En Kabylie maritime, la végétation est inégalement répartie dans l’espace, le taux de recouvrement varie considérablement d’un endroit à un autre, avec plusieurs coupures et discontinuités dans le couvert végétal. La répartition hétérogène de la végétation influence considérablement la progression d’un feu, son évolution est fonction de la quantité du combustible qu’il rencontre sur son passage et la principale contrainte consiste en la présence de ces discontinuités. L’homogénéité ou non des formations végétales conditionnent fortement le comportement d’un feu notamment sa puissance.

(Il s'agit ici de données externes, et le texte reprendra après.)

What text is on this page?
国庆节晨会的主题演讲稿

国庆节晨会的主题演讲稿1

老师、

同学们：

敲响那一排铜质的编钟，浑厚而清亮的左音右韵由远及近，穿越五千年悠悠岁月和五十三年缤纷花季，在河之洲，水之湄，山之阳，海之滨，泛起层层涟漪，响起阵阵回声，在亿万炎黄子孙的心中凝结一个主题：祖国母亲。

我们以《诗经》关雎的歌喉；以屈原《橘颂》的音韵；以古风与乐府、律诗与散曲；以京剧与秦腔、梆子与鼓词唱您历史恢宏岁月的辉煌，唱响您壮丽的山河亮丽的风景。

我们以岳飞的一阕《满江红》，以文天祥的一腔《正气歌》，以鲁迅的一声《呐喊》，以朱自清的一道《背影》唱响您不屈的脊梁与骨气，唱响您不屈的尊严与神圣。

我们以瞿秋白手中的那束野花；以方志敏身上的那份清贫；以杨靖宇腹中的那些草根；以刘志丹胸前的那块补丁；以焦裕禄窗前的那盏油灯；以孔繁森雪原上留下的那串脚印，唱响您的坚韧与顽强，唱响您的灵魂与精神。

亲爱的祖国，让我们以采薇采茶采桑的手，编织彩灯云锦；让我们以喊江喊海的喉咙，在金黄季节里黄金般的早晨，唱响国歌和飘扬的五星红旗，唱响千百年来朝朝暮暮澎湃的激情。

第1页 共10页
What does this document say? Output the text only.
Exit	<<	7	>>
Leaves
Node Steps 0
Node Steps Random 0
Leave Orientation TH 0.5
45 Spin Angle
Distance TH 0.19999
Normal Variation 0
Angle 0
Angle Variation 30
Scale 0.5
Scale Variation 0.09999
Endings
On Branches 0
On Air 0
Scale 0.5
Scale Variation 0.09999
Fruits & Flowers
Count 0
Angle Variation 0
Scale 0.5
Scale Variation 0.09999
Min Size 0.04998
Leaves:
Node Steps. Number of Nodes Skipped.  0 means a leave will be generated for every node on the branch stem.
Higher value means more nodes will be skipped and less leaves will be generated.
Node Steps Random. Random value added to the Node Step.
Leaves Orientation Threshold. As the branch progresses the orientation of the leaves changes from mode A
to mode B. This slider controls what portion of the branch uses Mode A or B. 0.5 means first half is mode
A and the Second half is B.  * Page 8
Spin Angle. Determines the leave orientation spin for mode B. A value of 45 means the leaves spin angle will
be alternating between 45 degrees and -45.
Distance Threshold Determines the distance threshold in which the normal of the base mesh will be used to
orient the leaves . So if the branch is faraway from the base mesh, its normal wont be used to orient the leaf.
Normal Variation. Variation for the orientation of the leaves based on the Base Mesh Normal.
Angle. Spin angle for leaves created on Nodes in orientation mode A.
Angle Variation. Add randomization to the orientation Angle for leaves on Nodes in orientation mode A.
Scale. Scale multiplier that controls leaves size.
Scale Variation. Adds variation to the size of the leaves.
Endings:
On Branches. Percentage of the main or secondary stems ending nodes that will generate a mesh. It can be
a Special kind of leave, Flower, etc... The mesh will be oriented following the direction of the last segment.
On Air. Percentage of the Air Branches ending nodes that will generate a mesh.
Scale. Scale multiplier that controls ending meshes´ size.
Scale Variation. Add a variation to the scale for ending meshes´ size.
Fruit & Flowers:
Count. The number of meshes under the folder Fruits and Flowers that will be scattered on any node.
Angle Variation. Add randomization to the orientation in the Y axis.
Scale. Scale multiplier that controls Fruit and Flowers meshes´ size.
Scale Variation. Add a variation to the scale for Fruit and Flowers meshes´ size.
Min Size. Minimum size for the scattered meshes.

Par ailleurs, la combustibilité d’un volume ligneux donné, dépend de sa répartition, de son organisation spatiale, de son agencement et de la densité qui joue un rôle dans le contact entre les éléments et la continuité du système combustible. Le feu ne perd pas de son intensité et se propage facilement si la végétation est dense. Et à l’inverse, une faible densité végétale crée des espaces entre les éléments du système combustible, par conséquent, une faiblesse de la progression du feu. D’après le "Guide Technique du Forestier Méditerranéen Français" édité par le Cemagref, les discontinuités naturelles ou induites dans la répartition du combustible ralentissent considérablement la progression du feu, d’où l’aménagement, par exemple, de coupe-feux.

84

3.3.2 Relation propagation-composition du combustible

La sensibilité d’une formation végétale au feu, comme on vient de le citer, dépend de la stratification et du volume ligneux, mais aussi de la part des espèces inflammables et combustibles qui y sont présentes. La propagation peut, ainsi, dépendre de l’espèce ou des espèces dominantes dans une formation ou dans une association végétale donnée.

Les études qui ont été réalisées sur l’inflammabilité et la combustibilité des espèces en région méditerranéenne (VALETTE, 1974 ; 1990 ; DELABRAZE, 1974 ; …) ont montré que ces dernières (inflammabilité et combustibilité) pouvaient varier considérablement d’une espèce à une autre et chaque espèce possède une note d’inflammabilité et une note de combustibilité qui lui sont propres, selon la saison ou le mois. « La combustibilité caractérise plutôt une

formation végétale entière avec les différentes strates qui la composent » (ALEXANDRIAN

et al., 1992). D’ailleurs, la combustibilité est corrélée à la composition et à la quantité de biomasse combustible (volume ou structure du peuplement) (DAGORNE, DUCHE, CASTEX et OTTAVI, 1994).

L’inflammabilité considérée ici est la possibilité de démarrer un incendie et la combustibilité c’est la possibilité de le diffuser (PAUSAS et al., 2005). Cette dernière est liée à la structure des plantes et aux caractéristiques de leurs tissus (BEHM et al., 2004 in PAUSAS et al., 2005).

La sensibilité des forêts méditerranéennes au feu dépend des essences qui les composent. Ces essences sont en majorité des chênes et des pins. « Il apparaît que les aiguilles de pin d'Alep

sont globalement fortement inflammables au même titre que les feuilles des chênes méditerranéens » (ALEXANDRIAN et al., 1992).

Selon BOUDY (1955), les forêts de Chêne-liège sont les plus sensibles au feu. Les strates herbacée et arbustive (Erica arborea, Arbutus unedo,…) constituent le relais idéal qui permet au feu d’atteindre les arbres de Chêne-liège.

3.3.3 Relation propagation-relief

Le relief escarpé de la région de Kabylie, constitue l’une des facilités dont bénéficie le feu pendant son évolution. Les feux qui parcourent plusieurs dizaines d’hectares en ces milieux, sont souvent aidés par le vent et la raideur des pentes topographiques. Le feu gagne en puissance lorsqu’il parcourt un terrain pentu, il brûle intensément la matière ligneuse.

85

Nous avons remarqué dans plusieurs endroits, notamment au niveau de la forêt d’Abberane et à la forêt de Mizrana, que le relief non accidenté où les terrains sont plus ou moins plats et fortement peuplés par le Chêne-liège, présentent moins de séquelles que les terrains pentus contenant la même formation végétale avec la même densité après le passage du feu.